His music and that of the Chieftains was an early influence for me, as it was for so many others here. And even if we didn’t always like some of the Chieftains’ later collaborations, nobody could ever deny that he was a true master of the pipes:
Sad. I never realised he was that old. He didn’t seem it. But, with the music legacy he left us, we are all remembered in his will. RIP
Nice obit in today’s New York Times: https://www.nytimes.com/2021/10/12/arts/music/paddy-moloney-dead.html?searchResultPosition=1
I was a kid, growing up in a not very musical family. My parents had a couple clancy brothers records. I disliked them: they seemed corny, and stagey. Rock, jazz, blues: these were my things.

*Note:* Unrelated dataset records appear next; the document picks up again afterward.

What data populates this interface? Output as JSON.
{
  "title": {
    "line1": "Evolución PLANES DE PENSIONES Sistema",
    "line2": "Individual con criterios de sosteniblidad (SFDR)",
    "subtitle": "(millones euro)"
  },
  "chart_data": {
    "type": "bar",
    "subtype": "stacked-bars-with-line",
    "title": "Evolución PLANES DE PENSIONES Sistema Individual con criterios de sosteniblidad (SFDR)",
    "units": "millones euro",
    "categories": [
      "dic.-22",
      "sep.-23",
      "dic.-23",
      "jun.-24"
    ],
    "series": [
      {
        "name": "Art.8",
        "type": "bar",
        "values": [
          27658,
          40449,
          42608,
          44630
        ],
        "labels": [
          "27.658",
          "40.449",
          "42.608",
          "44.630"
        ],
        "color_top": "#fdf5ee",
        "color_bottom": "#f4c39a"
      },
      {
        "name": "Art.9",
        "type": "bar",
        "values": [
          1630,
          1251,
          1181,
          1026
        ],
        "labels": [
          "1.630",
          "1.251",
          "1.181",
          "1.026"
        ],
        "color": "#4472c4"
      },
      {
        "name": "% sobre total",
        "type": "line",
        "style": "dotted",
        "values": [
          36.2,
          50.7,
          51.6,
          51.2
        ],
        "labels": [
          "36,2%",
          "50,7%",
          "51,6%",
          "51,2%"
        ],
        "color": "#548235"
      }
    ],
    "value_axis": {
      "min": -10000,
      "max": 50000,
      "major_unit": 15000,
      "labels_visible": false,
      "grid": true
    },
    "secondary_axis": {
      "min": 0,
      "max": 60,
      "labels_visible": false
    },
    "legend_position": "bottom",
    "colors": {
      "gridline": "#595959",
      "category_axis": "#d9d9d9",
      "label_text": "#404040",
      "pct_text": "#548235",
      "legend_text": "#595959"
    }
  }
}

Irish music I thought of as stage-hearty, and falsely sentimental.
Then one day a chieftains album appeared. Chieftains four. WHAT THE HELL?!!!! What is THIS? Irish people play this? This is amazing! It had this strange quality of sounding 500 years old and brand new. The way the timbres blended, the playing styles. It was really a revelation. And no posing, no aran sweaters, no mawkishness. It sounded rooted in the past but not confined by it. At times Paddy really managed some pretty miraculous work.
We went to see them at the Kennedy Center a few years ago and it was a great show. You could tell most of it was “stage business” but they really managed to convey a feeling of love for music of all sorts. Once again rooted in tradition but with ears open.
Lovely. Is that one of the Kane sisters [Liz or Yvonne] playing fiddle with them?
Rest In Peace Paddy,
Your music has touched millions. You will be missed.
Was lucky to see Chieftans just before Covid started. As was aptly stated by someone recently ‘Paddy Maloney opened the door for all of us to go through’
“Lovely. Is that one of the Kane sisters [Liz or Yvonne] playing fiddle with them?” C. Taylor.
No, it’s Máirin Fahy, also a fine singer and dancer, from Galway.
thanks, Steamwilkes - any relation to the late Paddy I wonder? Though Fahy [or Fahey] is not an uncommon surname………….
Kenny, do you (or does anyone) know the names of the tunes played on this video?
They sound a lot like the next set I’m planning to learn!
Jeff’s got them. Those 2 tunes were recorded on the CD and DVD “Water From The Well”, being part of “The Donegal Set”.